47. Inwiefern Christus unsere Leiden auf sich genommen hat. Wie er die Sünden trägt.
Der eingeborene Gott hat also alle die Schwachheiten unserer Leiden gelitten, die auf ihn einstürmten; gelitten hat er aber in der Kraft seines Wesens, wie er auch in der Kraft seines Wesens geboren wurde. Denn es ist auch nicht der Fall, daß er in seinem Geborenwerden das Wesen seiner Allmacht bei der Geburt nicht behalten hat. Wenn er nämlich auch nach Menschengesetz geboren ist, so ist er doch nicht nach Menschengesetz empfangen; einerseits besitzt er in seiner Geburt die Eigenart menschlichen Standes, und anderseits ist er mit seinem Ursprung außerhalb der Eigenart menschlichen Standes. In diesem Sinne hat er aus der Schwachheit unseres Körpers heraus am Körper in der Weise gelitten, daß er die Leiden unseres Körpers durch die Kraft seines Körpers übernahm.

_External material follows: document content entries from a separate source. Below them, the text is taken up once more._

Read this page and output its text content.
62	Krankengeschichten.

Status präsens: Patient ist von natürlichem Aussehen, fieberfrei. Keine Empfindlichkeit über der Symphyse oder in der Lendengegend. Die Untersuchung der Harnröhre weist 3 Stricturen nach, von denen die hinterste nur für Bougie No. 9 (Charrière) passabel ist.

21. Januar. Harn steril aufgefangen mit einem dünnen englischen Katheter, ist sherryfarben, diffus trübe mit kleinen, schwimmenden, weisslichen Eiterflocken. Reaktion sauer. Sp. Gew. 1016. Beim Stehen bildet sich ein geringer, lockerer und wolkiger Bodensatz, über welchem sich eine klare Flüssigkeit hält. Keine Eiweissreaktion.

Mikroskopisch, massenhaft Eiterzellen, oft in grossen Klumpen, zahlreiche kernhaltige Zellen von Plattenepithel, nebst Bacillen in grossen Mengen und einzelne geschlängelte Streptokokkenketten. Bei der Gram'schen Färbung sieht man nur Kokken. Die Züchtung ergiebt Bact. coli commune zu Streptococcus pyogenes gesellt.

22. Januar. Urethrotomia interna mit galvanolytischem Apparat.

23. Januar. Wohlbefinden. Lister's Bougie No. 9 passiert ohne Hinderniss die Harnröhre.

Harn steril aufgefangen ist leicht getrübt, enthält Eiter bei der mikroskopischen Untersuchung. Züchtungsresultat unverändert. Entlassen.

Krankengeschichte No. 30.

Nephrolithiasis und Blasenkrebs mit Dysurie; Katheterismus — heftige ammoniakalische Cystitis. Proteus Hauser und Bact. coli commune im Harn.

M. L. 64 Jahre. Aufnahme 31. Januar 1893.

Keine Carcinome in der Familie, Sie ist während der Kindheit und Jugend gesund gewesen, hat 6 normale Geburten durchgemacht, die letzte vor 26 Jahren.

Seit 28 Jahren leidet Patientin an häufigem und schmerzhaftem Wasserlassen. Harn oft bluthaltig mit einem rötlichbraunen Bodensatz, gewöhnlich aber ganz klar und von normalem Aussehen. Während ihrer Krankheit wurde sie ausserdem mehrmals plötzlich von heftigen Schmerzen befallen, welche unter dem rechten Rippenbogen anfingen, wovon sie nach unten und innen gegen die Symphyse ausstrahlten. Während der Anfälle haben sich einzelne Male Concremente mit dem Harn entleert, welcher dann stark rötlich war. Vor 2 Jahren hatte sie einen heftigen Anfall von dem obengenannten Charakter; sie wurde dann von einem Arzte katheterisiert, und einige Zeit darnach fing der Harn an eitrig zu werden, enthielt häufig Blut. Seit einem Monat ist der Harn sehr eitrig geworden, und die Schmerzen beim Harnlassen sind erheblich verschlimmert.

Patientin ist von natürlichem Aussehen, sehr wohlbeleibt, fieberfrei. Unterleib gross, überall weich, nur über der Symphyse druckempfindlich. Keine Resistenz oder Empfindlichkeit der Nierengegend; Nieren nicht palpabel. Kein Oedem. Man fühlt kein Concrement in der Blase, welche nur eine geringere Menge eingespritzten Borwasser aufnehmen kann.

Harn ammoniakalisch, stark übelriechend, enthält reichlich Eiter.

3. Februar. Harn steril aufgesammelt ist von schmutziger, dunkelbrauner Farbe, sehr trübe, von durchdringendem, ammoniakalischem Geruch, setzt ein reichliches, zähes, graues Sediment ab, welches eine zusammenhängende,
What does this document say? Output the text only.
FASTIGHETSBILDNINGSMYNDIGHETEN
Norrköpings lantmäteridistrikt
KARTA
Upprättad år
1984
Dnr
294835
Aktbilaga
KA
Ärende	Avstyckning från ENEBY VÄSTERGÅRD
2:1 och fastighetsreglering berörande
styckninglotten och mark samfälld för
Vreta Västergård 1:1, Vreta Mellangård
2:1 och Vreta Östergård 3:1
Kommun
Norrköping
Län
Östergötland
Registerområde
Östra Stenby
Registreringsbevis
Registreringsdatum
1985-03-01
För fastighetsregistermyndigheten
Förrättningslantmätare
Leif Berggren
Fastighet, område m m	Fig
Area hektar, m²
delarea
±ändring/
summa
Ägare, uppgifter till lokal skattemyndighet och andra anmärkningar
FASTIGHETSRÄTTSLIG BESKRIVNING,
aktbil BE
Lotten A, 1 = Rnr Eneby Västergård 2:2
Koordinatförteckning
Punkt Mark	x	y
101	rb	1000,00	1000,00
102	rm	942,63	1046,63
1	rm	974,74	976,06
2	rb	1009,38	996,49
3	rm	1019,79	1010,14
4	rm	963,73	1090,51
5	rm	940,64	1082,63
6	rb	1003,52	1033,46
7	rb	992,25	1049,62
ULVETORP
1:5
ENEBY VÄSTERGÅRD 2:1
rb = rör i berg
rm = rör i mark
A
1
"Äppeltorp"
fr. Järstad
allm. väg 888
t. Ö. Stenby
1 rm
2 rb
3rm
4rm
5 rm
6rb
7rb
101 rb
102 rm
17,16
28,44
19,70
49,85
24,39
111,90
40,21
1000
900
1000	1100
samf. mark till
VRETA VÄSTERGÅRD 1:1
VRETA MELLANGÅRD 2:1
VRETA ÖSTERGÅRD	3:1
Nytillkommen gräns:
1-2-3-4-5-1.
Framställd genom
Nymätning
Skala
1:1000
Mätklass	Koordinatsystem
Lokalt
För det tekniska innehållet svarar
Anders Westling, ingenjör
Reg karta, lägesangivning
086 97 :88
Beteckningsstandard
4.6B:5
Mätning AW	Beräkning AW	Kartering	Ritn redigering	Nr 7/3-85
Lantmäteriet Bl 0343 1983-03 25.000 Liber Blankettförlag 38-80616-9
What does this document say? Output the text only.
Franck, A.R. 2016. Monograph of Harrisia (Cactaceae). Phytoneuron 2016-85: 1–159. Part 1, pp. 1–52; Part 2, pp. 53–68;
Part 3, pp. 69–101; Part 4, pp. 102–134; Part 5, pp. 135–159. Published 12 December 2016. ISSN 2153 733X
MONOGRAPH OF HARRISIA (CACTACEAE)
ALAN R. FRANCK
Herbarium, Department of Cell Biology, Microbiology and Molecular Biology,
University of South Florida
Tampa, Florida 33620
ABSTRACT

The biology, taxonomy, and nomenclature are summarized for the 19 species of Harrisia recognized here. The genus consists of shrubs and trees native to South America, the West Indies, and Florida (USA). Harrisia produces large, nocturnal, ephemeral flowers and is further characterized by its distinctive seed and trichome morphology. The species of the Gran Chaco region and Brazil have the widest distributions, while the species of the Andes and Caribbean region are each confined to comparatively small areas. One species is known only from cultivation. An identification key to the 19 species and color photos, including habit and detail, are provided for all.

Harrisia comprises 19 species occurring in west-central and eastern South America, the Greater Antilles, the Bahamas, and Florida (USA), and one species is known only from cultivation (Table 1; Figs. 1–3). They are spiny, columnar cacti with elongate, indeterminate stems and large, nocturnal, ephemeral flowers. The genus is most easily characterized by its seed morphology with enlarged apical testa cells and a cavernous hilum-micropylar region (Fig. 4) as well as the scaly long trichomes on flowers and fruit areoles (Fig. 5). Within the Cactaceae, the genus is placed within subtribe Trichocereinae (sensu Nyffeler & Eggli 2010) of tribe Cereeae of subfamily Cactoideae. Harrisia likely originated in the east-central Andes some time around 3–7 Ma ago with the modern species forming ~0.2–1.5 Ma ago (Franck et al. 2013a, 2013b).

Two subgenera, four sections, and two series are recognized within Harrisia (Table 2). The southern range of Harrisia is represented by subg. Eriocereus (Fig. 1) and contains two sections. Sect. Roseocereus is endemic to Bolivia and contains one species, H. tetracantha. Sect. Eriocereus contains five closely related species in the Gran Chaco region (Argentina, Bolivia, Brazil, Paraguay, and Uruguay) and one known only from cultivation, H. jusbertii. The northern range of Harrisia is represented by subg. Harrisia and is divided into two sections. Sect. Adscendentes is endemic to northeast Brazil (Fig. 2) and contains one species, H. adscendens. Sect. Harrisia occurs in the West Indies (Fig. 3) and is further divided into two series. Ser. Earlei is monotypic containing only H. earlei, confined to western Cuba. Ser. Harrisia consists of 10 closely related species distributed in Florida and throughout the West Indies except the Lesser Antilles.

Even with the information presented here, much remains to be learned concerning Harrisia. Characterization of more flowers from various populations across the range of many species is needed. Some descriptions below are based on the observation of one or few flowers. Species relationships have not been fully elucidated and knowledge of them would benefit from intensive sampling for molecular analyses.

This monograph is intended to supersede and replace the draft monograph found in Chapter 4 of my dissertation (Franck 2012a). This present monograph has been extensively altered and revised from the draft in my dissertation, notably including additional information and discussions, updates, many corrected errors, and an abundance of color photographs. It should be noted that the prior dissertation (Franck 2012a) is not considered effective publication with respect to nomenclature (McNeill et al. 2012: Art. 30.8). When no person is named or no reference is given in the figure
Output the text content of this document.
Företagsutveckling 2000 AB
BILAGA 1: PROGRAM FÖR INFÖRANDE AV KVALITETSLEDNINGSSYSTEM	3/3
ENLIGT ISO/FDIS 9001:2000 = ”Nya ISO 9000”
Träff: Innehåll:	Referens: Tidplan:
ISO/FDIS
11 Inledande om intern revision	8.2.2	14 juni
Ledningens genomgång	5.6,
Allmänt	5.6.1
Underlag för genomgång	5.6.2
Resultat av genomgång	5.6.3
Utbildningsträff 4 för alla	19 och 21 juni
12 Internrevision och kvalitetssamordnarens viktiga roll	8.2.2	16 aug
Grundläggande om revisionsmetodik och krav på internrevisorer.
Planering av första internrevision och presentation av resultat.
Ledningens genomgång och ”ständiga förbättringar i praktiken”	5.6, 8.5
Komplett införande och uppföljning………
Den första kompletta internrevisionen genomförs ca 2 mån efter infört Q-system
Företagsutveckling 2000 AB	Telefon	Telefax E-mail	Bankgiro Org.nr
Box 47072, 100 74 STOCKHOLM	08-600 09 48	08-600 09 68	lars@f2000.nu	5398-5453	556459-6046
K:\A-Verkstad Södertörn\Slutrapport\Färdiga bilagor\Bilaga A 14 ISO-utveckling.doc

Für diese Lehre unseres Glaubens ist auch das Prophetenwort Zeuge, wenn es sagt: „Dieser trägt unsere Sünden und leidet unseretwegen Schmerz; und wir haben geglaubt, er sei in Schmerz und Wunde und Qual. Er aber wurde verwundet um unserer Ungerechtigkeiten willen und wurde geschwächt wegen unserer Sünden.”1 Es täuscht sich also die Meinung menschlichen Schätzens, wenn sie glaubt, er empfinde schmerzlich sein Leiden. Wenn er nämlich auch dadurch unsere Sünden trägt, daß er unseren Sündenleib annimmt, so sündigt er doch nicht selber. Denn er wurde gesandt in Ähnlichkeit des Sündenfleisches; er trug zwar in seinem Fleische Sünden, aber unsere. Für uns trägt er Schmerz, nicht auch empfindet er ihn in der Art unseres Schmerzerlebnisses; denn dem Stande nach als Mensch erfunden,2 S. 202 besitzt er zwar einen schmerzfähigen Körper, nicht aber besitzt er das Wesen der Schmerzempfindung, sofern sein Stand wie der eines Menschen und sein Ursprung nicht der eines Menschen ist, da er aus der Empfängnis des Heiligen Geistes geboren wurde. Daraufhin schätzte man von ihm, er sei in Schmerz und Wunde und Qual. Die Gestalt eines Knechtes hat er nämlich angenommen, und durch seine Menschwerdung aus der Jungfrau hat er bei uns die Meinung veranlaßt, beim Leiden sei der Schmerz ihm wesensgemäß. „Er selbst wurde verwundet”; aber „wegen unserer Sünden”. Denn wie sehr er auch verwundet wurde, es ist doch nicht die Wunde seiner Sündhaftigkeit; und alles, was er leidet, leidet er nicht seinetwegen. Nicht für sich wurde er nämlich als Mensch geboren, und nicht aus sich heraus ist er Sünder.
Der Apostel bezeugt den Grund jener Heilsfügung, wenn er sagt: „indem wir bitten, durch Christus mit Gott versöhnt zu werden; ihn, der die Sünde nicht gekannt hat, hat er unseretwegen zur Sünde gemacht”.3 Da er die Sünde nämlich im Fleische durch die Sünde verurteilen wollte, wenn auch selbst sündenlos, so ist er selbst Sünde geworden, d. h., indem er durch das Fleisch die Sünde im Fleisch verurteilte, blieb er ohne Wissen des Fleisches,4 wurde wohl aber für uns Fleisch, und deswegen ist er um unserer Sünden willen verwundet worden.